La validità delle idee del Rev. Wright
Il reverendo Wright in un sermone del 2001 presso la parrocchia della Chiesa unita di Cristo a Chicago ha espresso la necessità di una metanoia collettiva della società americana “che trasforma le guerre militari imperiali in guerre politiche interne contro il razzismo e le ingiustizie di classe”, per la quale ha proposto una ridistribuzione fondamentale della ricchezza attraverso la riallocazione del bilancio pubblico. Citando il “dono dell’amministrazione George W. Bush di 1,3 trilioni di dollari in esenzioni fiscali per i ricchi”, ribatté con una proposta di finanziamento pubblico dell’assistenza sanitaria universale e ricostruendo il sistema educativo per servire i poveri. Allo stesso modo, in una conferenza tenutasi alla Howard University (Washington) nel 2006, ha dichiarato: “Questo paese è stato fondato ed è gestito secondo un principio razzista (…) Crediamo nella superiorità bianca e nell’inferiorità nera (…) più che in Dio stesso “, secondo un estratto pubblicato dal Wall Street Journal. Allo stesso modo, l’ex presidente Obama, figlio spirituale del reverendo Wright e ispirato dal titolo del suo libro “The Audacity of Hope” (L’audacia della speranza), nel suo libro “My Father’s Dreams” (I sogni di mio padre) parla dell’atteggiamento vitale della popolazione afroamericana, contrassegnato da lo stigma generazionale di “una segregazione razziale che ha caratterizzato il futuro americano” secondo le sue parole, una ferita non guarita che si riaccenderà inevitabilmente durante la campagna presidenziale del 2020.

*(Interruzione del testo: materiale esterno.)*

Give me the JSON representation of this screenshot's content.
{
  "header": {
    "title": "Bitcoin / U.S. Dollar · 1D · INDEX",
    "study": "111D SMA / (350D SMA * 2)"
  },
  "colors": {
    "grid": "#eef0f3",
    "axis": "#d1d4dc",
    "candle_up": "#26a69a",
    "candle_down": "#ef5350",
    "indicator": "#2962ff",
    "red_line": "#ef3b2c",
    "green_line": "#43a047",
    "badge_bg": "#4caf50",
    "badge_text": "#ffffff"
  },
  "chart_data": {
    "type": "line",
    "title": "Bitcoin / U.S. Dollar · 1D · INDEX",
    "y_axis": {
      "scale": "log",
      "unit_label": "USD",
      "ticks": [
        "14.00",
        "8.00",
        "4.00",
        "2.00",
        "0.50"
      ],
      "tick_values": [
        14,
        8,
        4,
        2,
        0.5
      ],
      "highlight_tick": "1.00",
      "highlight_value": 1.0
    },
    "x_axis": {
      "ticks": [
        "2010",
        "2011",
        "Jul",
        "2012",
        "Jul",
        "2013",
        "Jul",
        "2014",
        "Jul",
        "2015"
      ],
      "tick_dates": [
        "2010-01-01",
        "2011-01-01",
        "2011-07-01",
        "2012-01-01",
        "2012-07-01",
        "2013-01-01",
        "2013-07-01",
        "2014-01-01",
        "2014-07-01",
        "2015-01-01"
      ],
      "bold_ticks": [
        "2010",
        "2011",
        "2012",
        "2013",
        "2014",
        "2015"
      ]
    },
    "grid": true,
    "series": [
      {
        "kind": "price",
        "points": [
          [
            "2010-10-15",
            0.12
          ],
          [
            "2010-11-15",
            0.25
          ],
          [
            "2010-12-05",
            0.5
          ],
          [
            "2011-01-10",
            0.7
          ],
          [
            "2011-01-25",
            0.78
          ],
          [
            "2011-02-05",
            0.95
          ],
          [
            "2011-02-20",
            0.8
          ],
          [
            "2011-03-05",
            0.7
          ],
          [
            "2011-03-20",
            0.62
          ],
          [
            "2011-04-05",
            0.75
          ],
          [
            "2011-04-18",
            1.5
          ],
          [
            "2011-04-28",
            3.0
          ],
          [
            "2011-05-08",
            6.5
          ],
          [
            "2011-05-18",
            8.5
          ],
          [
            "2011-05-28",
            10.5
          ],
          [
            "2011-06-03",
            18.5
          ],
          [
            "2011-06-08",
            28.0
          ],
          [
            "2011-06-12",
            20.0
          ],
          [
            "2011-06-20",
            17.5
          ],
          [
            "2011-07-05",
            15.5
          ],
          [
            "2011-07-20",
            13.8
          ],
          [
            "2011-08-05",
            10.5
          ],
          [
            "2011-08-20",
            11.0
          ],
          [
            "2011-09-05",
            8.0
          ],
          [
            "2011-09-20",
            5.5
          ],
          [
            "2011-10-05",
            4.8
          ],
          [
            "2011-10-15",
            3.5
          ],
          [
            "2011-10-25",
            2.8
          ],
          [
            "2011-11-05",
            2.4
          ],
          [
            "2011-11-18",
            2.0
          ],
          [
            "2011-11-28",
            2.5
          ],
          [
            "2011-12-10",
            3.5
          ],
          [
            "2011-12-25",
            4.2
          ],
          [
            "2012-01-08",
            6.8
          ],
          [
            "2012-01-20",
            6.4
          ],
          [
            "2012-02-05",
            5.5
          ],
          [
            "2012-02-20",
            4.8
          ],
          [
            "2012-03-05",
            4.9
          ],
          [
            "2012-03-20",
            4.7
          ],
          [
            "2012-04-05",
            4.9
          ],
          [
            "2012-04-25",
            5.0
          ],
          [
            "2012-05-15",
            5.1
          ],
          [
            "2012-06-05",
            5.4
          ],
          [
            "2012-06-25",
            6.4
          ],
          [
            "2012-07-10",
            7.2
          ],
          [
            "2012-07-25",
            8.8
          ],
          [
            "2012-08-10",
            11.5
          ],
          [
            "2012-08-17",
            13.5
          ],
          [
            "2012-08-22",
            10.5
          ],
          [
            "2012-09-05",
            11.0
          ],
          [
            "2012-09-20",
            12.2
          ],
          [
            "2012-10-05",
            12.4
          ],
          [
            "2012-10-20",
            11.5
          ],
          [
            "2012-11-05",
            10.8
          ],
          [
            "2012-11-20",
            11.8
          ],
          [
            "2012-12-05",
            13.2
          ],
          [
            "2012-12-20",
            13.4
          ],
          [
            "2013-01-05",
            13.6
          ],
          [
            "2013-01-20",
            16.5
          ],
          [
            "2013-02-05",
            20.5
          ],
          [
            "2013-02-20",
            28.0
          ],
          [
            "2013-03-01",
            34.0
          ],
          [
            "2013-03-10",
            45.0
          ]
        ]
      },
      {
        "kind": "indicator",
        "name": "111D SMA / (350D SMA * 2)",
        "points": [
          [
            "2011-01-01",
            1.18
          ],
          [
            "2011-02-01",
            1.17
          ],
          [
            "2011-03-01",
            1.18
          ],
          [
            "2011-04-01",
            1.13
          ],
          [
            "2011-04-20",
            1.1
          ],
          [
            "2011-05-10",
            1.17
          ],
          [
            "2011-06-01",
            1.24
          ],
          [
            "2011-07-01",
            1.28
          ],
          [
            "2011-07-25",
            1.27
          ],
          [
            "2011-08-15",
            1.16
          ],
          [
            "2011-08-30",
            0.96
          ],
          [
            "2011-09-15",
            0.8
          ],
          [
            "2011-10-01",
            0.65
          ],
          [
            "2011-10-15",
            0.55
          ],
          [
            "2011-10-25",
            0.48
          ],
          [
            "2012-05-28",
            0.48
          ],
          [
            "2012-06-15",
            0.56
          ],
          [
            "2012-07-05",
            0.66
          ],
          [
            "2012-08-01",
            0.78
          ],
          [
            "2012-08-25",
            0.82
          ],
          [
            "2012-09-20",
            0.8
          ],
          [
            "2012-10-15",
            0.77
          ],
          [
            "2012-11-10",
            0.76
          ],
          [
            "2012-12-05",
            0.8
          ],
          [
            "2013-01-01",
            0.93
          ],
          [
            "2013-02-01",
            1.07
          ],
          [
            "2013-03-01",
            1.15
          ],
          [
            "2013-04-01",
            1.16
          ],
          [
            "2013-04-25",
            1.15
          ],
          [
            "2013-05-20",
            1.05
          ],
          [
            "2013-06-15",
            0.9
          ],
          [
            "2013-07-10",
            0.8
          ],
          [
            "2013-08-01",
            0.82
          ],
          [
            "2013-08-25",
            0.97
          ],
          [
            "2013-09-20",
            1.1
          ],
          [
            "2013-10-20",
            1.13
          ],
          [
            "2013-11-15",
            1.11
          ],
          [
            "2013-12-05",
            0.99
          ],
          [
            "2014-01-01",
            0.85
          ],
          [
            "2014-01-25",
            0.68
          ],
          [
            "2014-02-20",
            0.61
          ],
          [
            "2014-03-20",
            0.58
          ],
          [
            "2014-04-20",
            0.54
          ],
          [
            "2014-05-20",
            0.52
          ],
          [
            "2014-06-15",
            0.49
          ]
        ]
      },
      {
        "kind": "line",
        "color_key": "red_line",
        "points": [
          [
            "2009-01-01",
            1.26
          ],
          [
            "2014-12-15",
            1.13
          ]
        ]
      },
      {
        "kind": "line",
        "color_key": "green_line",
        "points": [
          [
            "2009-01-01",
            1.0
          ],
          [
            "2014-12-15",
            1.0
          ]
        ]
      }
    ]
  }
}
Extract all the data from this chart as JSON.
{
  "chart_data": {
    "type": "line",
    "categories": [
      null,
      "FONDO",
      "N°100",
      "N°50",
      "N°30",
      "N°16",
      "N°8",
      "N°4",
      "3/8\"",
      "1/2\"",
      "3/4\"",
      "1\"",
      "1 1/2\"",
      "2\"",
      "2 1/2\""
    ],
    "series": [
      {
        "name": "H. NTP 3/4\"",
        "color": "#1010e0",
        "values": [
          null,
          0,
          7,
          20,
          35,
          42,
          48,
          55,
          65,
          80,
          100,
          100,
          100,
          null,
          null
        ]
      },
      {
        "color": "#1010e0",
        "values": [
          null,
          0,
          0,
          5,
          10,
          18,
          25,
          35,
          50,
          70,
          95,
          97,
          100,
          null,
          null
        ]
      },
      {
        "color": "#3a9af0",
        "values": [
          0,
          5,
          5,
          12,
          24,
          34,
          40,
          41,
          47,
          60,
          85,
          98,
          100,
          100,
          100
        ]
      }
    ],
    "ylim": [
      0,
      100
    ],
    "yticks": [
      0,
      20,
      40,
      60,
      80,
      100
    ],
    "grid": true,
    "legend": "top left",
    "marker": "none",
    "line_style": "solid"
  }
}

Riedizione della marcia su Washington?
La persistenza della violenza poliziesca contro la popolazione afroamericana e l’impunità pratica della polizia, unita alla visibilità mediatica dei suprematisti bianchi che contano sulla “comprensione fraterna” di Donald Trump, potrebbero far oscillare l’atteggiamento un tempo monolitico del Le fraternità nere sono tenute alla larga dalle violente proteste confermando la certezza delle parole del visionario Martin Luther King, premio Nobel per la pace: “Abbiamo imparato a volare come uccelli, a nuotare come i pesci, ma non abbiamo imparato il semplice l’arte di vivere come fratelli ” Così potremmo assistere al raduno mediatico di un altro leader pacifista nero e una nuova grande marcia pacifica su Washington (Martin Luther King, 1963), una successiva ristampa delle violente rivolte razziali dell’estate del 1963 che non viene esclusa, lasciando di sfuggita la frase di Luther King ” I have a Dream ” (Ho un sogno), come utopia irraggiungibile nella distopica società americana del 21° secolo.
* Analista spagnolo di Economia e Geopolitica. Collabora, oltre a Diario SIGLO XXI, in altri media digitali spagnoli e latinoamericani come Bottup, España Liberal, Libre Pensador, Socialdemocracia.org, Alainet, CubaNuestra, Plano-Sur.org, Entorno-empresarial.com o El Mercurio Digital.